In political boomerang news, Sahil Kapur of Talking Points Memo reports on “The 5 GOP Presidential Hopefuls Most At Risk If SCOTUS Guts Obamacare.”

It’s just a student vote at one university, but there’s a hint for increasing college student voter turnout in this headline and story. Lots of students care strongly about environmental issues and they just might turn out in more impressive percentages for candidates who do the same.
Here’s another disturbing example of college student voter apathy, and another indication of the failure of California to leverage the NVRA motor voter provision, as referenced in our March 6 staff post. As Benjamin Genta reports at The Daily Bruin, “Less than 9 percent of eligible voters aged 18 to 24 turned out to vote in the 2014 midterm election this past November in California, a historic low, according to a January UC Davis report…In Los Angeles county, it was even less, with only between 5.5 and 7.5 percent of the same age demographic casting their ballots.” Quite a downer for those who remember a time when California college students lead the nation in political action…

At HuffPo Randi Weingarten, president of the American Federation of Teachers, writes, “More than 20 countries around the world mandate voting. I had the opportunity to visit Australia last year, where citizens either vote or pay a small fine. Voter turnout there is nearly universal. In Canada, registrars go door to door registering citizens to vote, like we do with the census. In elections there, about 70 percent of voters regularly go to the polls…Mandatory voting would ensure that all voices were heard, that fewer could be shut out. It would broaden the pool of voters and limit the concentration of power that is now enjoyed by certain wealthy and corporate interests of our society. It would help build a sense of duty and responsibility in our citizenry. And it would be healthy for our democracy.”

In his column, “50 years later, Selma’s struggle is not over,” E. J. Dionne, Jr. makes the case for compulsory voting: “…Let’s be more adventurous and make voting in federal elections an obligation of citizenship…Yes, “compulsory voting” seems a nonstarter in the United States, as my political scientist friends Tom Mann, Norm Ornstein and I well know. The three of us have been arguing for this idea based on our experiences in Australia, a country for which we have great affection, where voters are required to go to the polls. The system works well, raising turnout especially among the less well-to-do and the less ideological. This creates a more moderate and more representative electorate.
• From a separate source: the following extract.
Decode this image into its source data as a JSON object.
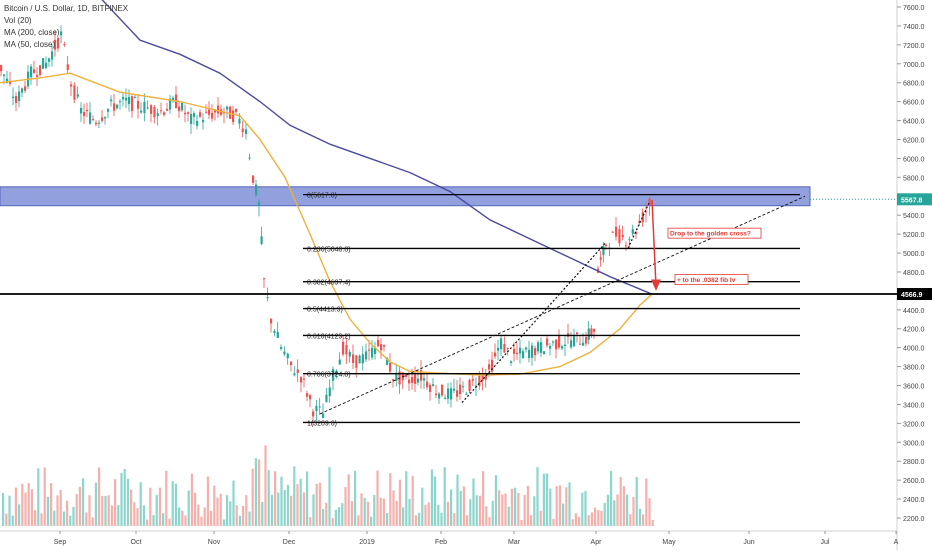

Crucially, such a law tells state and local governments that instead of creating barriers to voting, they should ease the way for citizens to fulfill their civic duty.”

From Clarence Page’s syndicated column “Democrats must connect with working-class whites“: “Two decades later, many Democrats still ask why so many working-class whites “vote against their economic interests.” Blogging in the New York Times after November’s elections, Tom Edsall said Democrats really should be asking themselves: “What has the Democratic Party done for these voters lately?”…I think the most important question in politics, regardless of race, creed or color, is simply, “Who’s on my side?”

Quote of the day goes to Eric Alterman, from his post “Why Nobody Seems to Mind That Bill O’Reilly Is a Total Fraud” at The Nation: “…Fox News has become a kind of Frankenstein’s monster of the mainstream media’s own creation. O’Reilly, Ailes and Murdoch are not trying terribly hard to fool anyone. They know what business they’re in; they are feeding red-meat propaganda to (mostly elderly, white) right-wing knuckleheads.” It’s a ‘preaching to the choir’ operation, unlikely to persuade anyone looking for credible information to make an informed voting decision.

Republican Governors of AL, MI, NV, OH, ME, KS, and IA are prepping to raise taxes or user fees of one sort or another, reports Mark Niquette of Bloomberg Politics.
Many have noted the absence of Republican leaders, other then George Bush II, in Selma for the 50th anniversary commemoration of the voting rights movement. Taking a tip from the late Democratic Sen. Daniel Patrick Moynihan, who once said, “In the best tradition of our committee, there is hardly anyone here. . . . We know we are not discussing capital gains,” maybe O’Connell and Boehner should hold hearings on capital gains in Selma.